Nun sitze ich einigen Herren in grauen Anzügen gegenüber. Alle haben blanke schwarze Halbschuhe an, mit Schnürsenkeln, zu wohlgestalteten Schleifen gebunden.

Ich weise mich als Maximilian Hofstätter aus. „Wie wurden Sie von der Verstorbenen genannt?“, fragt der Bedrohlichste streng. „Maxi“, antworte ich verschüchtert.

„Wo wohnten Sie am 24. August 1988?“, wird das Verhör fortgesetzt. Nach längerem Nachdenken fällt mir Würzburg ein.

„Warum melden Sie sich erst jetzt?“, lautet die dritte vernichtende Frage. „Übermorgen wäre die Frist abgelaufen.“ Was für eine Frist? Was hab ich verbrochen?
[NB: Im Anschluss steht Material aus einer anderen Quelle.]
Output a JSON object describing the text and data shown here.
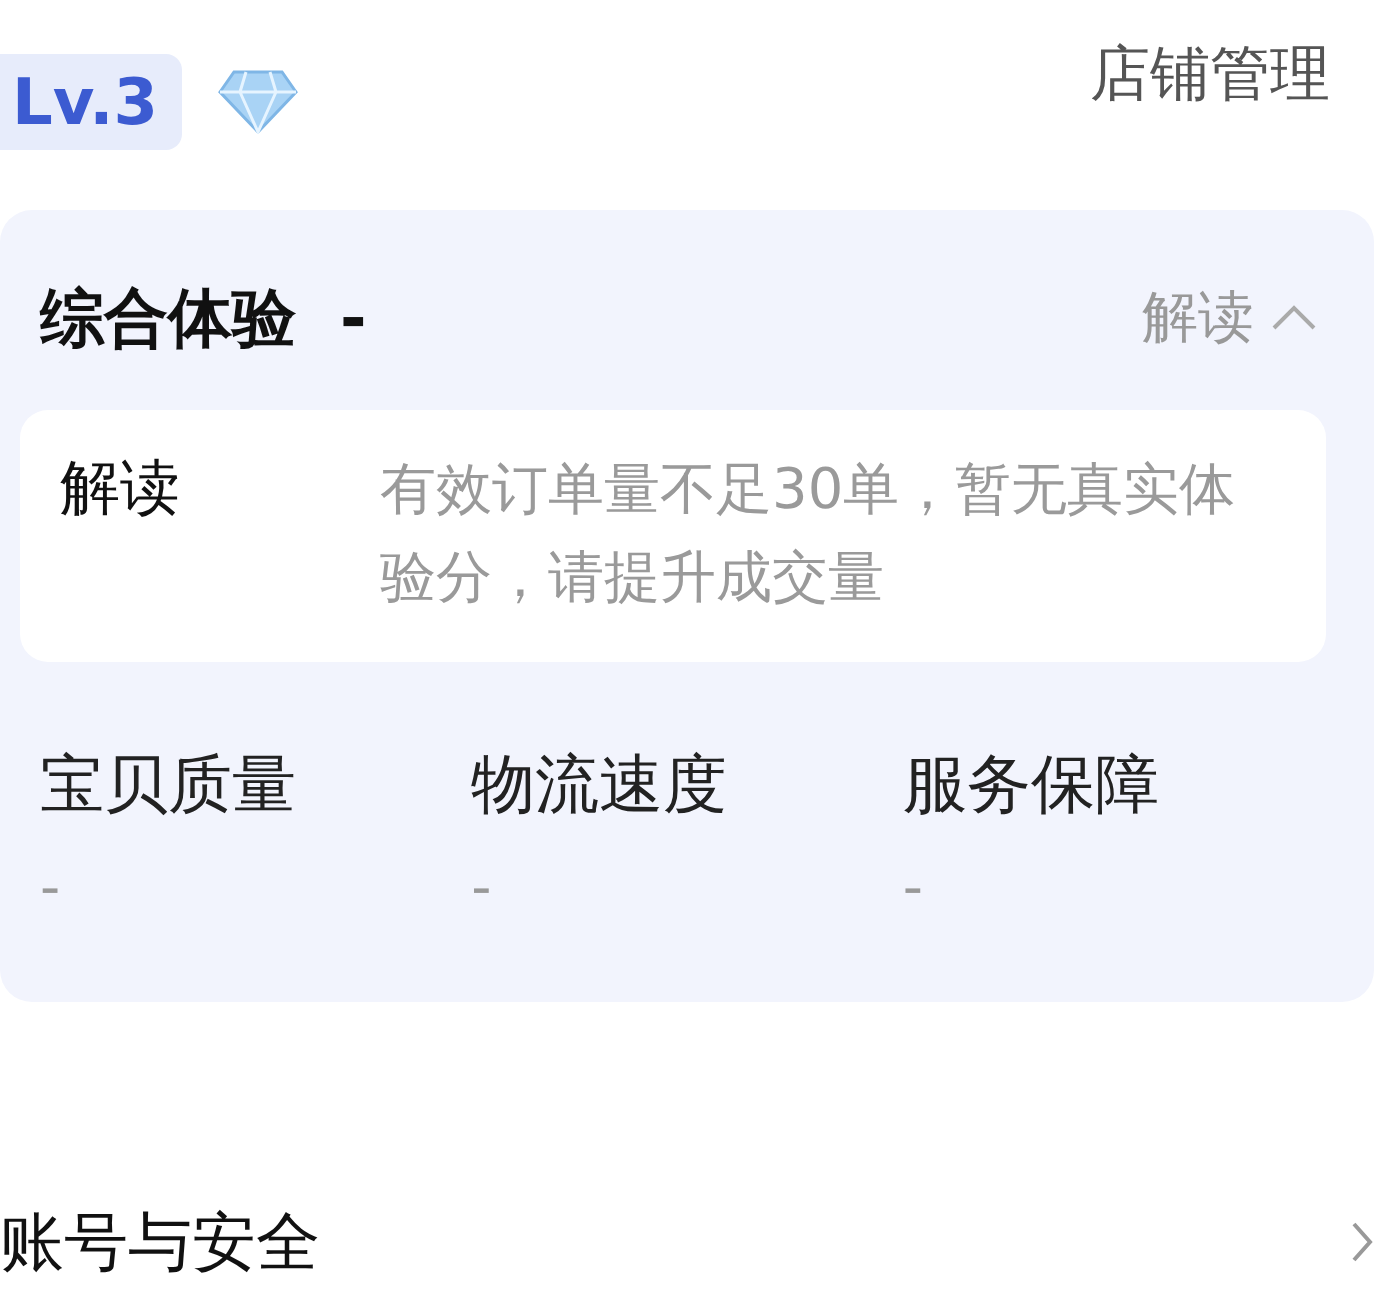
{
  "level_badge": "Lv.3",
  "header_link": "店铺管理",
  "experience": {
    "title": "综合体验",
    "score": "-",
    "toggle": "解读",
    "expanded": true,
    "interpretation": {
      "label": "解读",
      "text": "有效订单量不足30单，暂无真实体验分，请提升成交量"
    },
    "metrics": [
      {
        "label": "宝贝质量",
        "value": "-"
      },
      {
        "label": "物流速度",
        "value": "-"
      },
      {
        "label": "服务保障",
        "value": "-"
      }
    ]
  },
  "next_section": "账号与安全"
}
„In einem Notizbuch der Johanna Wagner findet sich ein Eintrag, der juristisch als Willenserklärung zu werten ist. Sie bringt ihre Freude zum Ausdruck, dass ein Maxi aus Würzburg voll Liebe an sie denkt, und erklärt, er solle nach ihrem Tod ihren – damals noch geringen – Besitz erben. Sehen Sie, hier. Auch eine Unterschrift hat sie quer darüber angefertigt. Somit handelt es sich um ein gültiges Testament.“

Wie mein Vater, kommt mir in den Sinn, der übte auch seine Unterschrift erst auf dem nächstbesten Fetzen Papier, ehe er seinen Friedrich Wilhelm irgendwo drunter setzte. Hatte die Alte wohl gerade ihr Notizbuch aufgeschlagen vor sich liegen, als eine Einschreibsendung kam.

Frau Johanna, teilt man mir mit, beerbte ihren Mann und wurde dadurch Besitzerin einiger Grundstücke, die jetzt einem Gewerbegebiet zugeschlagen werden sollen. Ich möge mich unverzüglich mit den Planern zu einem Millionengeschäft zusammensetzen.

Kann man solche Verhandlungen in Slippers führen?